Digging deeper into retail patterns and the impact of the transient mobile consumer, I’ve begun to change my thinking about gender-based control of household spending.
For many
years, I believed that the woman was the gateway to brand loyalty, influencing not only Gen-X but Baby Boomers and their Millennial friends. Mobile trends only reinforced my beliefs. Woman have
control at all points of purchase, at home, on the run, have access to more information than they ever have and payment options were endless.
What I didn’t expect was what’s
happening with men and the mass adoption of tablets. Picture this:
Everyone has a mobile, but now they are smarter, bigger and more fun, and are replacing the PC at home. Tablets =
increased browse and shopping behavior. According to Shopgate Mobile Commerce Index, when it comes to mobile average order value, tablets beat smartphones, Apple tops Android, and men spend more
than women. The values of online retail directly lines up with why men buy online:
- Access to better prices
- Easier roduct comparison
- Discreet
purchases
- More variety
- Less expensive to shop
- Lack of crowds thereof
While retail spending for men is still only a percentage of women’s total
spend, still online retailers had better pay a lot more attention to this gender and the mobile device patterns.

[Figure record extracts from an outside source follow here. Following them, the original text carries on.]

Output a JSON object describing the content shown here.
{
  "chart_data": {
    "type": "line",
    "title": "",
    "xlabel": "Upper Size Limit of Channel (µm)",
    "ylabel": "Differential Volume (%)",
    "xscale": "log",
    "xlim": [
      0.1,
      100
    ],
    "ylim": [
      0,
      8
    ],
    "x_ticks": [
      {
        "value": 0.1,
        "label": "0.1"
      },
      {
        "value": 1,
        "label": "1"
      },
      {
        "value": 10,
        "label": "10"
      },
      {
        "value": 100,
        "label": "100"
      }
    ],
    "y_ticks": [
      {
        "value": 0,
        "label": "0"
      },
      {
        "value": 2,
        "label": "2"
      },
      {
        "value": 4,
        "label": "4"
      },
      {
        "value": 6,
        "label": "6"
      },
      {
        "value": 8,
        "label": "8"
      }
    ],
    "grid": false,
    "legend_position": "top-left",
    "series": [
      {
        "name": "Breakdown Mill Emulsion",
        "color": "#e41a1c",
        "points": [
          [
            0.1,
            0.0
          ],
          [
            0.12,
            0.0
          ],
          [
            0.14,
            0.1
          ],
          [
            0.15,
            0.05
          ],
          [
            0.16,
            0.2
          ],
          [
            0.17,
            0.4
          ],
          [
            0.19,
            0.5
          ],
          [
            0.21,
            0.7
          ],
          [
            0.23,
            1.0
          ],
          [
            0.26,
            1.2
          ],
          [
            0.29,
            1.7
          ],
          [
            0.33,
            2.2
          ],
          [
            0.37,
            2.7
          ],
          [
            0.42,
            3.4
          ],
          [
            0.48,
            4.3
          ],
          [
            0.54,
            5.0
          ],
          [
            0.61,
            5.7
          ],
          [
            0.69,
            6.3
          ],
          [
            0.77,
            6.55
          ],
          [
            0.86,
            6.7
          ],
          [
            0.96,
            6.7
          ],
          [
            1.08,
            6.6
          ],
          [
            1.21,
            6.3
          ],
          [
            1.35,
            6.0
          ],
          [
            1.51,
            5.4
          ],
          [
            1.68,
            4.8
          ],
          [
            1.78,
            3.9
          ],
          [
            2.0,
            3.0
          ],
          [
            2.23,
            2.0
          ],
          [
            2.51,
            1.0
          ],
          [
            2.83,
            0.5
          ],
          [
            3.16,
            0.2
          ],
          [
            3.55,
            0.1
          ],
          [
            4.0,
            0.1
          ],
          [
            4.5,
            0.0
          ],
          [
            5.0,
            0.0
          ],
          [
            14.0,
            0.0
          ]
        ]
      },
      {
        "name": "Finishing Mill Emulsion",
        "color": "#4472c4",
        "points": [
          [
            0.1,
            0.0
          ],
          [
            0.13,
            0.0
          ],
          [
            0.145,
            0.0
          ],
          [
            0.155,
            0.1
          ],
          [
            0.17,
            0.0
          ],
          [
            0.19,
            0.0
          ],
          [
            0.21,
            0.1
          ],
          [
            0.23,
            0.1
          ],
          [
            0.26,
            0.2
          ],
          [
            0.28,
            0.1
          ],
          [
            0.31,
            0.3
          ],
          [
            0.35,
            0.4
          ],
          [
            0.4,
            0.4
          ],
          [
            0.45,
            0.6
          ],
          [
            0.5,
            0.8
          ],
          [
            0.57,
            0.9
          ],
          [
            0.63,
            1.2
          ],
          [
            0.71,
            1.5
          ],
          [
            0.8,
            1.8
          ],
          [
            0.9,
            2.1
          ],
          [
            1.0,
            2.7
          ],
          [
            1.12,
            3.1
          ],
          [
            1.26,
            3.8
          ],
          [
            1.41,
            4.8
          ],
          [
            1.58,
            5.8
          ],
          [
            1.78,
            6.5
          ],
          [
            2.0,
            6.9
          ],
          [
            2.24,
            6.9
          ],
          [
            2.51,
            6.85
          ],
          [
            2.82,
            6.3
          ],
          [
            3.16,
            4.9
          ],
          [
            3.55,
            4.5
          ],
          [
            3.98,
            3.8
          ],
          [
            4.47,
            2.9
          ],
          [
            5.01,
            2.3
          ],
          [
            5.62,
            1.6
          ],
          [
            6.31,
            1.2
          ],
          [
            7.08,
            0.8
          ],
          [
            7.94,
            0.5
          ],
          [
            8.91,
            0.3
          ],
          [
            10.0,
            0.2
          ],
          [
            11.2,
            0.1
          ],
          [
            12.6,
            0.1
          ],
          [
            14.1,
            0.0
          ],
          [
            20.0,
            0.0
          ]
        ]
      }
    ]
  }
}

As marketers try to optimize holidays, special events and the daypart
patterns of tablets and mobile consumption of email, they are also trying to optimize content at the point of engagement. All in all, it just got a lot harder. Do you send in the
morning, as you normally do? Do you send and then optimize send time and let behaviors dictate patterns? Do you send and deliver content on demand, so regardless of device or time, your
offer/content is on-point?
First we have to ensure we get it into consumers’ primary inbox. Second we have to try to get it there when it’s not stacked under 20
other promotions. We have to consider the effects of mobile triage, vs tablet browsing behavior. We have to worry about content, to minimize the production complexity involved in
personalizing the right product offerings to the right audience. Now you need to separate gender on top of that? For some retailers, this is quite a challenge to know what to do first,
last and what to repeat.
My belief is that daypart patterns will dictate purchase patterns, as they always have. Mobile and geo location will help with Mobile POS challenges, but
don’t translate to online commerce and a reach challenge.
Here are a few things I’d do:
- Target men at night when they are shopping (to optimize online
retail).
- Target women in the morning (for browsing and share-worthy content), but do it after 9 and assume they are using their smartphones.
- Turn on Send Time Optimization for
daily readership email types (publisher) and let it optimize reach and engagement based on proven patterns (review four times a year).
- Use RealTime content for the infrequent responder,
where relevant content is at a premium.
As Winston Churchill said, “It’s always wise to look ahead, but difficult to look further than you can see.”